The word “austerity” hasn’t taken hold in popular discussion here in America the way it has in the United Kingdom. So let’s define it before we go any further: in the latest episode of the “Pitchfork Economics” podcast, Mike Konczal, a director at the Roosevelt Institute, says austerity is the movement by government leaders “towards retrenchment, towards spending less, and putting less demand in the economy for goods and services when the economy is not near full employment.”
In other words, austerity simply means slashing government budgets just at the moment when government spending is most needed. Proponents commonly describe their reasoning in simple, straightforward terms like “tightening our belts” or “running government like a business,” and it’s sold to the people as a necessary measure in times of crisis.

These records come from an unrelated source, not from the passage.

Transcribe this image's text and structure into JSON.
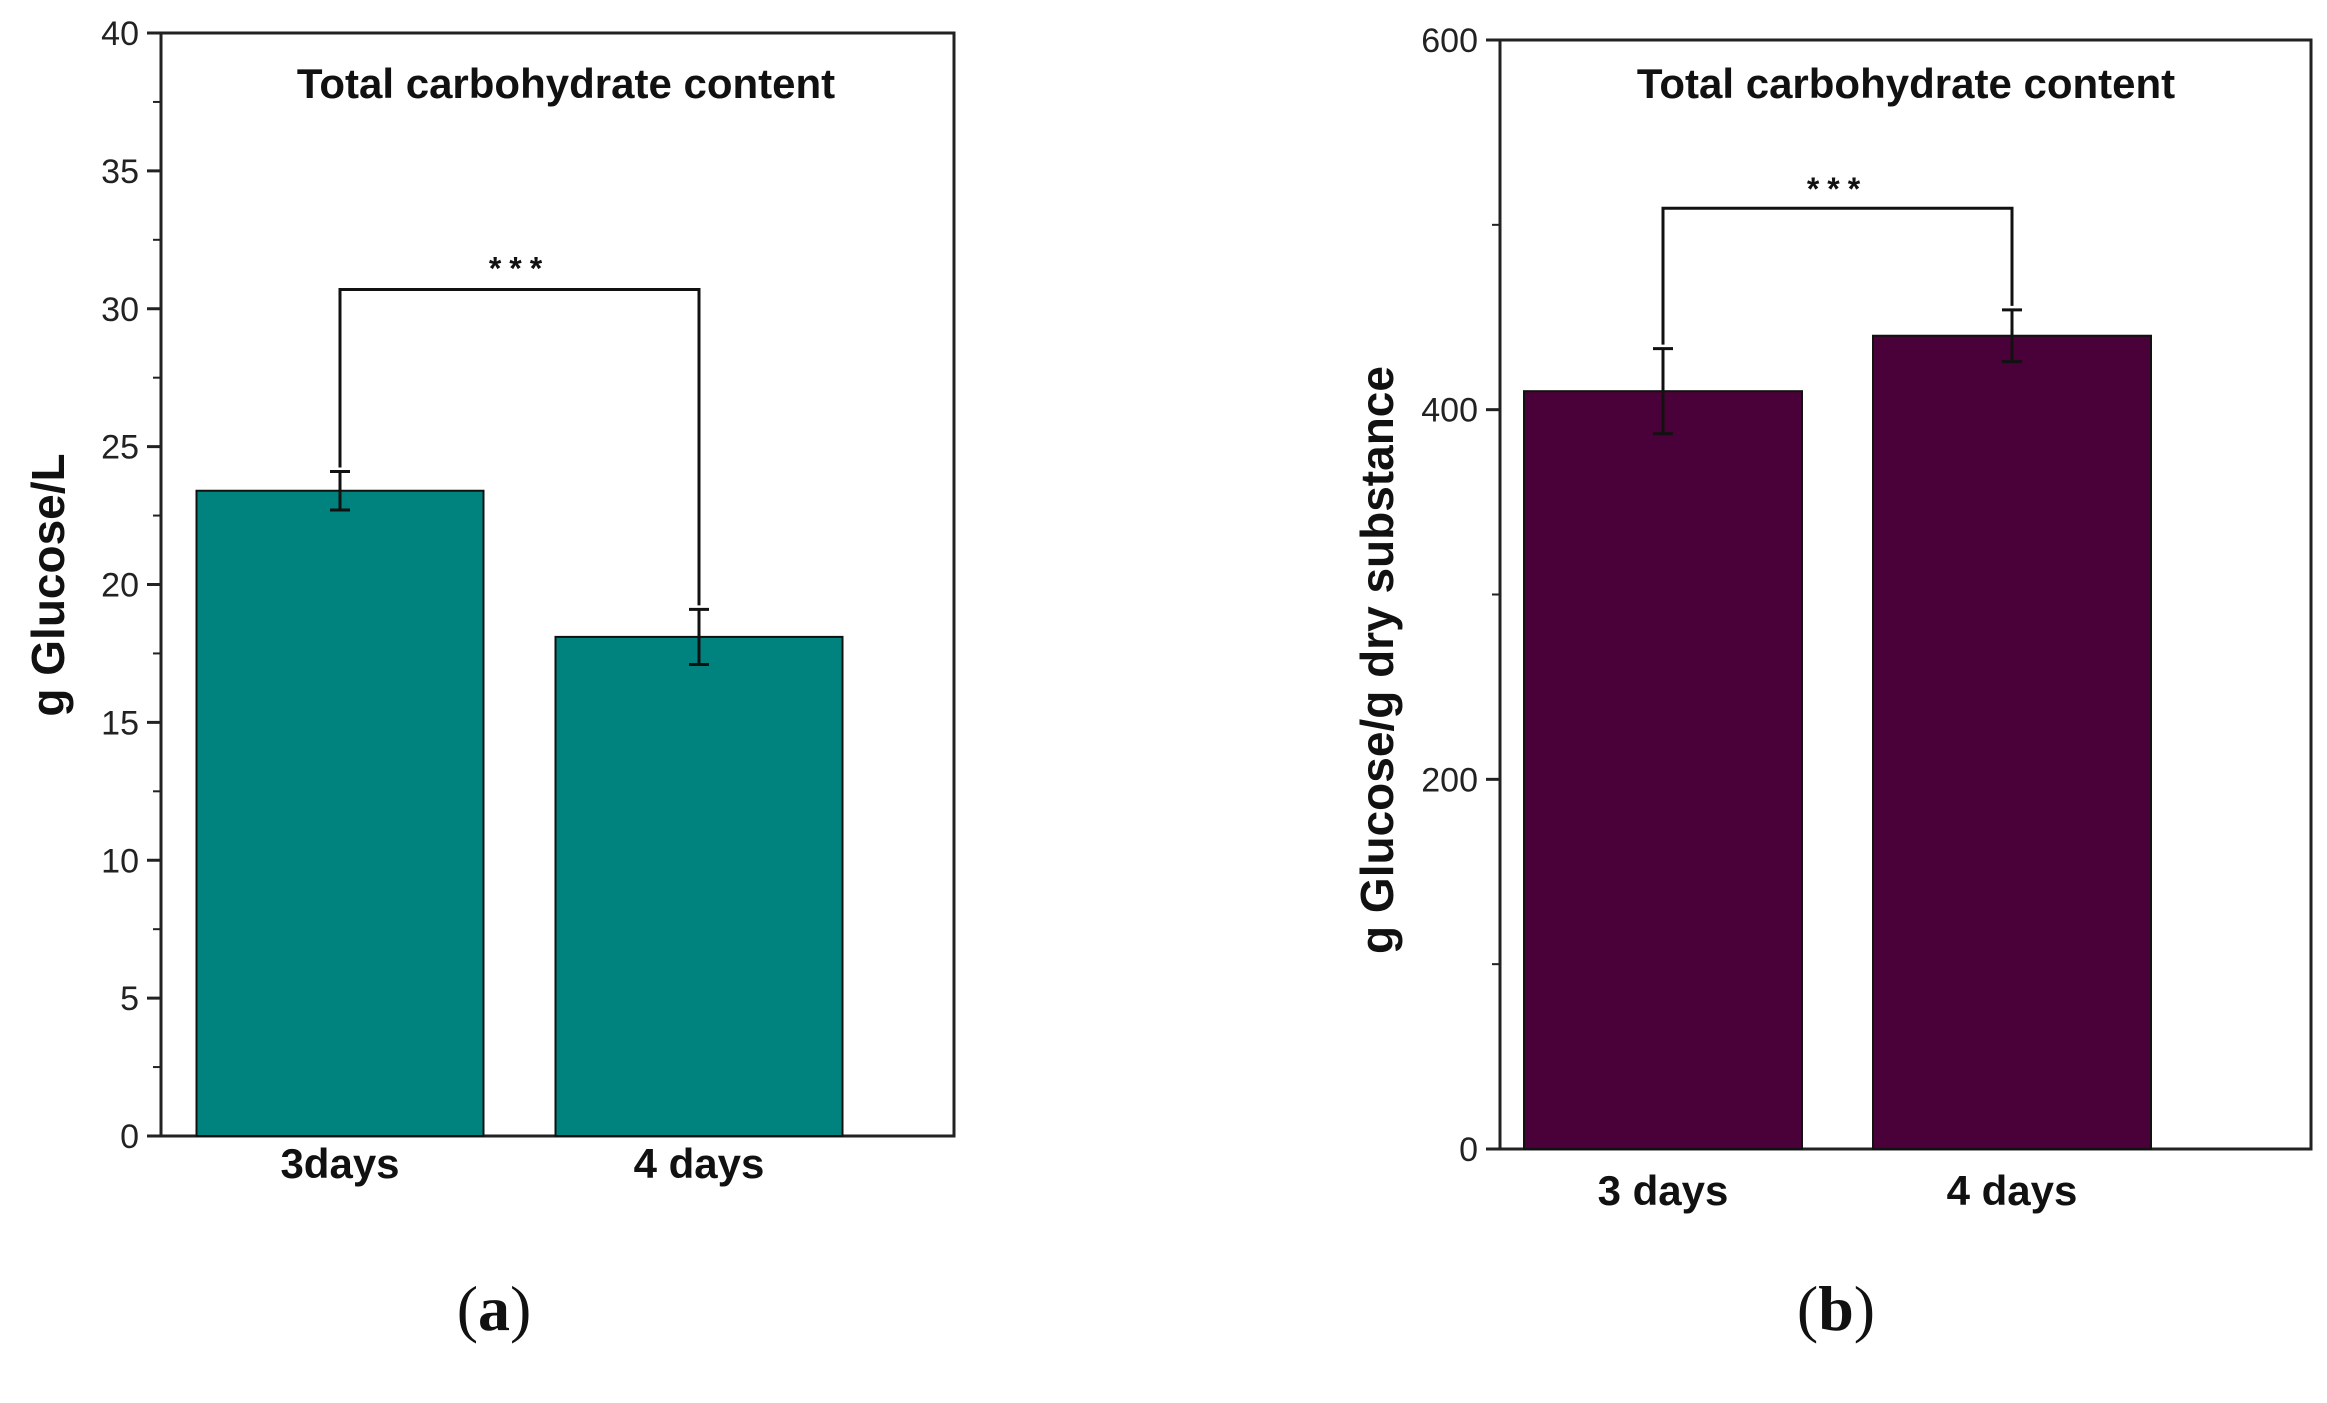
{
  "chart_data": [
    {
      "type": "bar",
      "panel_label": "a",
      "title": "Total carbohydrate content",
      "xlabel": "",
      "ylabel": "g Glucose/L",
      "ylim": [
        0,
        40
      ],
      "yticks": [
        0,
        5,
        10,
        15,
        20,
        25,
        30,
        35,
        40
      ],
      "categories": [
        "3days",
        "4 days"
      ],
      "values": [
        23.4,
        18.1
      ],
      "errors": [
        0.7,
        1.0
      ],
      "bar_color": "#00827f",
      "significance": {
        "between": [
          0,
          1
        ],
        "label": "***",
        "y": 30.7
      }
    },
    {
      "type": "bar",
      "panel_label": "b",
      "title": "Total carbohydrate content",
      "xlabel": "",
      "ylabel": "g Glucose/g dry substance",
      "ylim": [
        0,
        600
      ],
      "yticks": [
        0,
        200,
        400,
        600
      ],
      "categories": [
        "3 days",
        "4 days"
      ],
      "values": [
        410,
        440
      ],
      "errors": [
        23,
        14
      ],
      "bar_color": "#4a0038",
      "significance": {
        "between": [
          0,
          1
        ],
        "label": "***",
        "y": 509
      }
    }
  ]
}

The problem, Konczal explained, is that an austerity mindset of cutting government programs, investments, and offices is “counterproductive” when a recession hits because it smothers consumer demand at a time when the economy is already hurting, which “makes the situation worse” and prolongs the downturn. Plenty of studies bear out Konczal’s argument. Recessions last longer and recoveries are slower to take effect when leaders slash government budgets. Recoveries are more successful, inclusive, and sturdy when government invests in the economy during an economic downturn.
So why, in the middle of this pandemic, is Senate Majority Leader Mitch McConnell warning that “we need to be as cautious as we can be” when considering additional stimulus measures? Is he really that concerned about balancing the budget?